Two Stanwood-Camano School Board members have been facing backlash due to comments they made at a school board study session Tuesday, March 19.
Director Betsy Foster initiated the study session to discuss positions put forth by the Washington State School Directors’ Association, advocating for the removal of language surrounding equity and diversity.
Foster also brought up concerns about local control. She told board members that the state should not have power when it comes to making decisions for the distinct.
The conversation turned into a heated exchange between Foster and others at the meeting.
They Said It
One of the board’s student advisers, Grace Pacheco, and Stanwood High School Principal Mike Washington told Foster that equity standards are an integral part of the Stanwood-Camano School District and removing them would be detrimental.
Director Steve King also commented on the proposed changes brought up by Foster. He has since received criticism for saying that homeless students, or those who have a parent struggling with addiction, have “very, very limited potential.”
King also said the majority of the school district’s resources should not be spent on trying to bring those kids up to par with their peers.
[Stanwood Alliance For Equity] President Satin-Deseree Arnett, who is also a member of the Stanwood-Camano School District’s Equity Team, led Wednesday’s meeting.
Arnett said she was especially heartbroken by the way Foster spoke to Pacheco when Pacheco tried to share her experiences with racism in school.
“I’m just so exhausted,” Arnett said. “It is just so tiring constantly having to validate, having to prove to somebody your life experience, having to prove your existence, having to prove that you go through these things.”

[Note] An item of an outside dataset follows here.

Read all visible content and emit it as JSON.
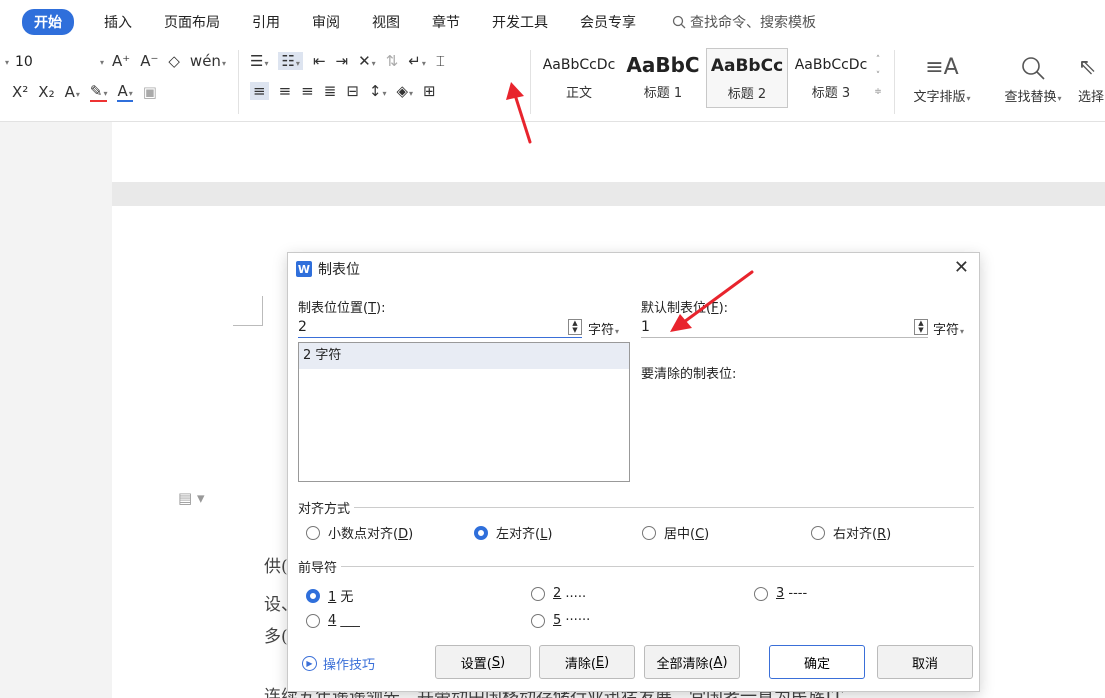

“And then watching it be done to a student by a school board member is heartbreaking,” she added.
Arnett told the members of S.A.F.E. not to attack the school district as a whole and instead focus on supporting students and holding Foster and King accountable.
While the Stanwood Camano News reached out to both King and Foster, Foster did not wish to elaborate on comments she made during the study session.
“I really don’t have anything else to say,” she said in a phone call with SC News on Thursday.
Foster also sent an email to SC News on Saturday.
“This is what governance is about,” she said in the email. “I don’t understand this confusion. I have brought these issues forward so we can all have the very necessary conversation about the dismal state of our education system.”
King, however, agreed to speak with SC News on Monday.
He stood by his previous comments that equity can sometimes result in groups being discriminated against.
King said he sees two different kinds of equity. The first kind he described is where all students get what they need to succeed.
“The other is ‘Well, we need to discriminate against some to make things have equal outcomes,’” he said.
King also said he felt that his comments about homeless students or students with drug addict parents having limited potential were misinterpreted.
“We need to, rationally, focus the limited resources we have to help everybody to do as well as they can,” he said. “But some of the reactions, I think, even from Principal Washington, was that I wanted them to have no resources.”
King said that if the issue is brought up again, he would not vote for the revisions presented by Foster.
“I’m very willing to let the whole subject go in terms of board action,” he said.
Ed. Notes:
- You can watch video of the study session at this link; the study session begins approximately one hour into the video.
- Satin-Deseree Arnett was a candidate for the Stanwood-Camano School Board in the August 2023 primary election; Steve King was one of her opponents.